Soldiers of the Yemeni government sitting on armored vehicles as they launch an offensive against the Houthi rebels in Abs district, Hajjah Province, north Yemen, March 12, 2021. /Xinhua
Editor's note: Bobby Naderi is a London-based journalist, guest contributor in print, radio and television, and documentary filmmaker. The article reflects the author's opinions and not necessarily the views of CGTN.
There are many problems with the Biden administration's new ceasefire proposal for anyone who has followed Yemen's civil war since 2015.
The proposal doesn't take into account the fact that the blockade, in the midst of a coronavirus pandemic, is still in place despite repeated warnings by the United Nations that 400,000 children will starve to death this year. The botched initiative does not reflect the U.S. military’s role in maintaining the Saudi blockade.
President Biden's special envoy for Yemen would like to claim otherwise. He thinks that by taking the wrong path he can lead all of the warring factions to the right one. Upon returning from his lackluster trip to the region on March 13, Timothy Lenderking blamed the Houthis for his failure to reach a ceasefire. He said the proposal "has been before the Houthi leadership for a number of days" and praised the Saudis for what he said is a commitment to "a unilateral ceasefire."
As maintained by Houthi spokesman Mohamed Abdulsalam, however, Lenderking's proposal is not designed to end the blockade, which is what the Houthis demand, as it would only partially open Sanaa airport to select destinations through permits issued by Riyadh.
Here is a look at some key points about the new development and the reasons why the blockade and the blame game need to come to a decisive end as established by UN authorities.
According to the UN's World Food Program, the Saudis have not allowed a fuel ship to dock in Hodeidah since January 3 and the lack of fuel is impeding food, medicine and other essential supplies. Worse still, Lenderking denies the reality and downplays the humanitarian impacts of the U.S.-backed embargo.
In the current atmosphere, expect widespread famine in the coming months. The long-term prospects would be even worse, particularly in the north, where the blockade has reportedly spurred widespread anger, even among those supporting the U.S.-backed Saudi-led coalition.
The siege has failed to stop the Houthis from launching cross-border missile and drone attacks inside Saudi Arabia. The Saudis also continue their aerial bombing campaign. This clearly shows that all of the warring factions are not committed to any ceasefire proposed by the U.S. The horrific suffering caused by their fighting does not comfort with international humanitarian law. The slight easing of blockade is not enough to alleviate the humanitarian crisis. This is one of the primary causes of the problem.

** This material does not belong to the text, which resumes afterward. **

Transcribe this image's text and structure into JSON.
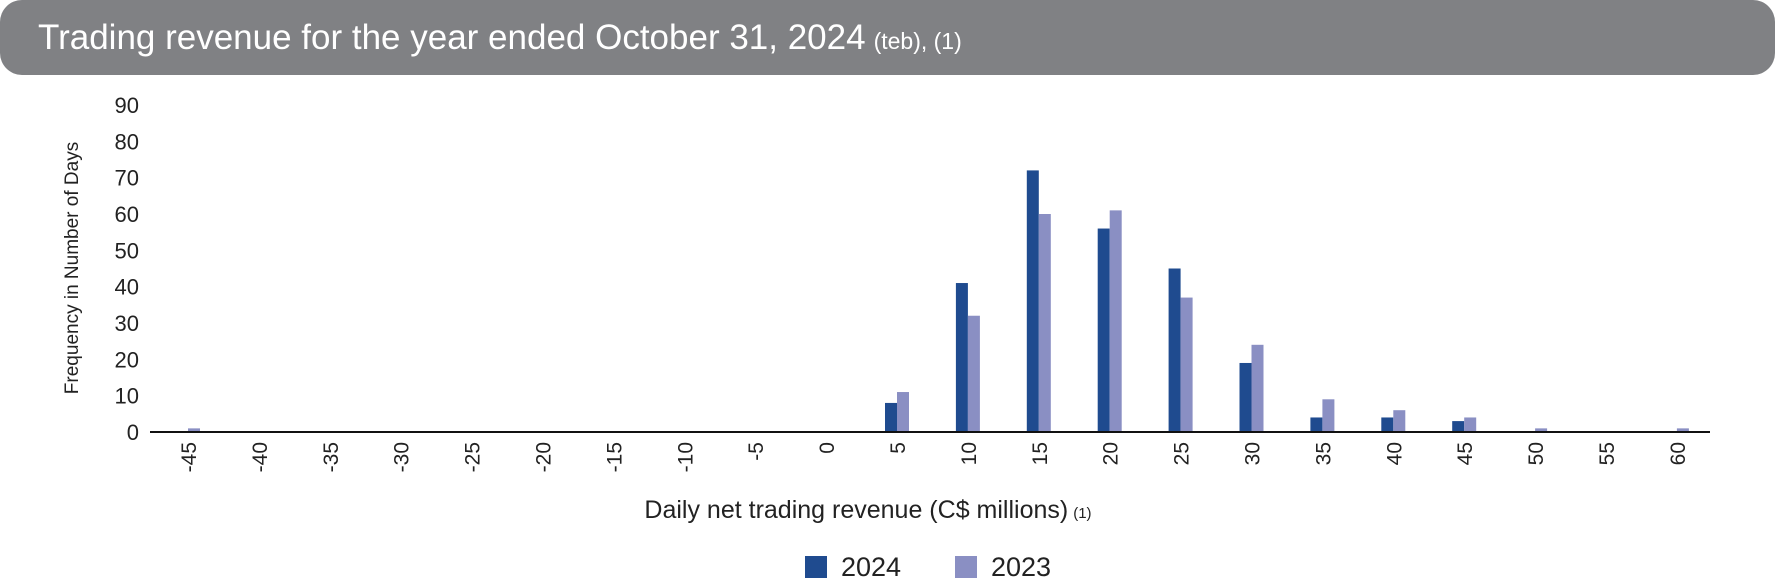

Children stand in front of a destroyed building in Sanaa, Yemen, February 14, 2020. /Xinhua
Without naming any particular country, some political leaders claim they remain steadfast in their support of the Yemeni people and ceasefire, but they are not prepared to either reduce or cut off arms supplies, even under their own rules and common values. Under the universal code on military exports and legislation, weapons sales are forbidden if they undermine peace, security and stability in the Arabian Peninsula.
Arms sales and supplies to all warring factions, including the Houthis, have damaged Yemen's infrastructure and crippled its health system, all while emboldening extremist forces in the region. There is a legal basis for the exporting countries to keep human rights at the center of their foreign policies and to backtrack on their arms export licences. They are not in a position to dictate policy or be the exporter of "democracy" in Yemen.

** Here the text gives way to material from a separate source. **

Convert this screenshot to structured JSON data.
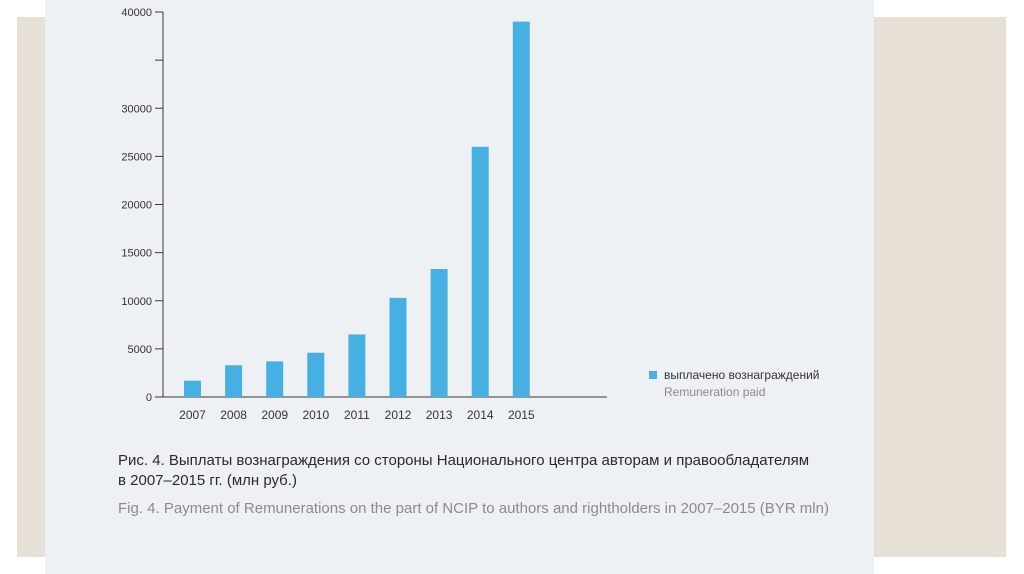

The choice now is between resolution and complicity. All possible means and diplomatic channels can be exhausted to lift the blockade and allow unhindered humanitarian and commercial access to millions of civilians in need. There is a way to end this folly with no strings attached. History has proved many times that the path of military conflict was often the wrong path.
It is incumbent on the civil society to step in. There is a reasonable and legal basis for the UN to call for a ceasefire and a diplomatic resolution of the conflict. Humanitarian aid is not the ultimate solution to this catastrophe; only a binding ceasefire deal and peace process can halt the horrendous human suffering. The UN could devise a common position on this matter to be credible in its promotion of humanitarian law and dialogue-based approach to Yemen's conflict resolution and reconstruction.
Moving in this direction is not going to be easy, but it's possible. The UN has many reasons to intervene and use the leverage it has on all sides. That's the only way to generate far-reaching legal effects and be true to its own traditions. The greatest tragedy is to be a reluctant world body.
The case for Lenderking's ceasefire proposal is particularly noteworthy, as in many respects the cost of the U.S.-backed blockade is being measured in the number of lives that are lost in Yemen. Within this context, the only option is for Washington to stop maintaining the blockade and supporting the conflict.
All parties to the conflict have been able to come to terms with this bitter reality that has gone on for over six years. They must reject the glorification of violence as nobody will win. By towing the wrong path, they have only alienated the Yemeni people and pushed their country closer to implosion.